What a tremendous lot of stuff makes up the cumulus called “the home”! The trivet, the tiny washboard, the fire tools, the big copper caldron large enough to scald a hog in, the metal filing cabinets, the cardboard filing cabinets, the record player, the glass and the china invisible in their barrels, the carpet sweeper. (I wonder whether Miss Martin knows that she owns an old-fashioned carpet sweeper in a modern shade of green.) And here comes a bright little hacksaw, probably the apple of Mr. Halliday's eye. When a writing desk appears, the movers take the drawers out, to lighten the load, and I am free to observe what a tangle Mary Martin's stationery and supplies are in—like my wife's, everything at sixes and sevens. And now the bed, under the open sky above Forty-eighth Street. And now the mattress. A wave of decency overtakes me. I avert my gaze.

The movers experience the worst trouble with two large house plants, six-footers, in their great jars. The jars, on being sounded, prove to be a third full of water and have to be emptied into the gutter. Living things are always harder to lift, somehow, than inanimate objects, and I think any mover would rather walk up three flights with a heavy bureau than go into a waltz with a rubber plant. There is really no way for a man to put his arms around a big house plant and still remain a gentleman.
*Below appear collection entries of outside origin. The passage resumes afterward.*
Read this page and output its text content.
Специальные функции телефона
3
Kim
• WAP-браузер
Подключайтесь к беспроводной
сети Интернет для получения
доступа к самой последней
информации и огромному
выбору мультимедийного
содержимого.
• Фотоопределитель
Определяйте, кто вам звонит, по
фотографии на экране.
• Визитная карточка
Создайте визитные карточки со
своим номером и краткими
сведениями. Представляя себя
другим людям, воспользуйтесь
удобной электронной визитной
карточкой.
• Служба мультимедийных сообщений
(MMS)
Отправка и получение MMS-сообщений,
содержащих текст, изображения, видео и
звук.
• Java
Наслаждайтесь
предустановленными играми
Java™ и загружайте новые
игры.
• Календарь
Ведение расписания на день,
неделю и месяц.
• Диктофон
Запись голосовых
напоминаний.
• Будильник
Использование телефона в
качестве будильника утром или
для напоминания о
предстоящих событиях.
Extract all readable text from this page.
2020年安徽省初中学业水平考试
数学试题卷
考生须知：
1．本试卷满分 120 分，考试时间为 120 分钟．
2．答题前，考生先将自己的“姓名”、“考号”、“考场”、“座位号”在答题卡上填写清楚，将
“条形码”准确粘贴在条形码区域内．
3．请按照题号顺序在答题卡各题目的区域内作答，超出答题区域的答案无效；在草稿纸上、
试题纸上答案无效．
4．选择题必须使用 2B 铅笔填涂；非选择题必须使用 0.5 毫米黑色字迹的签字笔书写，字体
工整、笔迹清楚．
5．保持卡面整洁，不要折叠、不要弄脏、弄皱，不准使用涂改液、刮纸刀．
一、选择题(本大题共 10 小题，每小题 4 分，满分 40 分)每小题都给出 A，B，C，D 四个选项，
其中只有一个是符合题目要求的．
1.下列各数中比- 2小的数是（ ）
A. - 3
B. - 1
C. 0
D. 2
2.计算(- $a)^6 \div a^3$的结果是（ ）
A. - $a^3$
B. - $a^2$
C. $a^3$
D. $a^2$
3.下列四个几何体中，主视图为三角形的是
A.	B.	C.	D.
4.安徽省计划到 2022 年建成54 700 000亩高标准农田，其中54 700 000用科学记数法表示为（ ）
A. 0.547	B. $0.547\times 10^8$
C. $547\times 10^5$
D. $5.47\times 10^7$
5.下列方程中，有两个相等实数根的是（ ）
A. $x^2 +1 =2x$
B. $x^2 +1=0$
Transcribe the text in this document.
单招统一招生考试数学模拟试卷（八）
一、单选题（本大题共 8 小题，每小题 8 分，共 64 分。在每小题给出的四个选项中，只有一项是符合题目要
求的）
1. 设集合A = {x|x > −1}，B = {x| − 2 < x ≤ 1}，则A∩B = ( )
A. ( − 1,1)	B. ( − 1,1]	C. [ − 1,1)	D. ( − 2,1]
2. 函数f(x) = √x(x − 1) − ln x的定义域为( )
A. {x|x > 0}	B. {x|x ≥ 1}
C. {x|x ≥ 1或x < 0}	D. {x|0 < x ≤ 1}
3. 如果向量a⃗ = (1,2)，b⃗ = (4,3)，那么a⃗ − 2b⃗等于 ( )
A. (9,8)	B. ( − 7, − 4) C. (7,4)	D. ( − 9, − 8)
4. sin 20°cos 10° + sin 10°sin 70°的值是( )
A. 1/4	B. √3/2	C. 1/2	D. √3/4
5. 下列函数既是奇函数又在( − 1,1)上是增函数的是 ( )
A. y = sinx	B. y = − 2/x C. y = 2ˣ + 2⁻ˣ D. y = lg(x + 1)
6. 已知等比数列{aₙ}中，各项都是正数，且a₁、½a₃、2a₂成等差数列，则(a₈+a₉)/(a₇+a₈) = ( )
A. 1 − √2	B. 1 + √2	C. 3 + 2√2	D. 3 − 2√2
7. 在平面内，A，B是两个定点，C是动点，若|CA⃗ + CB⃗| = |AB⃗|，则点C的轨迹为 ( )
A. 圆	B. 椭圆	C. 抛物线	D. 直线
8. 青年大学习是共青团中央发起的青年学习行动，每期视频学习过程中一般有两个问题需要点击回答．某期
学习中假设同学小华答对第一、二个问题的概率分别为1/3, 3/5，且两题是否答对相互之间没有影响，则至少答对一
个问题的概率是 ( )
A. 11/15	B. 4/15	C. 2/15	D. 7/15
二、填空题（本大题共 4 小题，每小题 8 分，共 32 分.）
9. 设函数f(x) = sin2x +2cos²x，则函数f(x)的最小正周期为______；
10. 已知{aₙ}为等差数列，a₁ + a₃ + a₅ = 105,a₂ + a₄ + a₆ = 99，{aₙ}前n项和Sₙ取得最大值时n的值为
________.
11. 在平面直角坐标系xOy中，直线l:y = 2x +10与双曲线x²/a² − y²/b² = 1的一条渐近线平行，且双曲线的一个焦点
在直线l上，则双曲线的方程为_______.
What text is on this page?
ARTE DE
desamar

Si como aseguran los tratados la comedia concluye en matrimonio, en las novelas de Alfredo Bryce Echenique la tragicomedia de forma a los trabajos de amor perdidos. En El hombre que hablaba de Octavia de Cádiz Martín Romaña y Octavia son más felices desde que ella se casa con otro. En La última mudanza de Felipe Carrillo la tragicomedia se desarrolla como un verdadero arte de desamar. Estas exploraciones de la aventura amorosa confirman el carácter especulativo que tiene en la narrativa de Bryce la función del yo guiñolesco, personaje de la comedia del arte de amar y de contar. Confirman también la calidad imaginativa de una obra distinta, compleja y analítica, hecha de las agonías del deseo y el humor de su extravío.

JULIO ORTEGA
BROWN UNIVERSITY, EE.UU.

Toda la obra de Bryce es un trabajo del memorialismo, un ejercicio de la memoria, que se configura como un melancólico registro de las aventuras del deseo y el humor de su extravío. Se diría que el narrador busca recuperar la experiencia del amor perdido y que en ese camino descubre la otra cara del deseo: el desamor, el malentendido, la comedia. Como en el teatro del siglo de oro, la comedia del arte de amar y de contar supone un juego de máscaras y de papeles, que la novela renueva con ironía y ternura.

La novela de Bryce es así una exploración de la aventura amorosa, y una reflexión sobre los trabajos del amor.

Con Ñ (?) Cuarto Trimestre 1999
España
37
Out in back, away from the street, the prospect is more pleasing. The yellow cat mounts the wisteria vine and tries to enter my bedroom, stirred by dreams of a bullfinch in a cage. The air is hazy, smoke and fumes being pressed downward in what the smog reporter of the
Times
calls “a wigwam effect.” I don't know what new gadget the factories of Long Island are making today to produce such a foul vapor—probably a new jet applicator for the relief of nasal congestion. But whatever it is, I would swap it for a breath of fresh air. On every slight stirring of the breeze, the willow behind Mary Martin's wigwam lets drop two or three stylish yellow leaves, and they swim lazily down like golden fish to where Paul, the handyman, waits with his broom. In the ivy border along the wall, watchful of the cat, three thrushes hunt about among the dry leaves. I can't pronounce “three thrushes,” but I can see three thrushes from this window, and this is the first autumn I have ever seen three at once. An October miracle. I think they are hermits, but the visibility is so poor I can't be sure.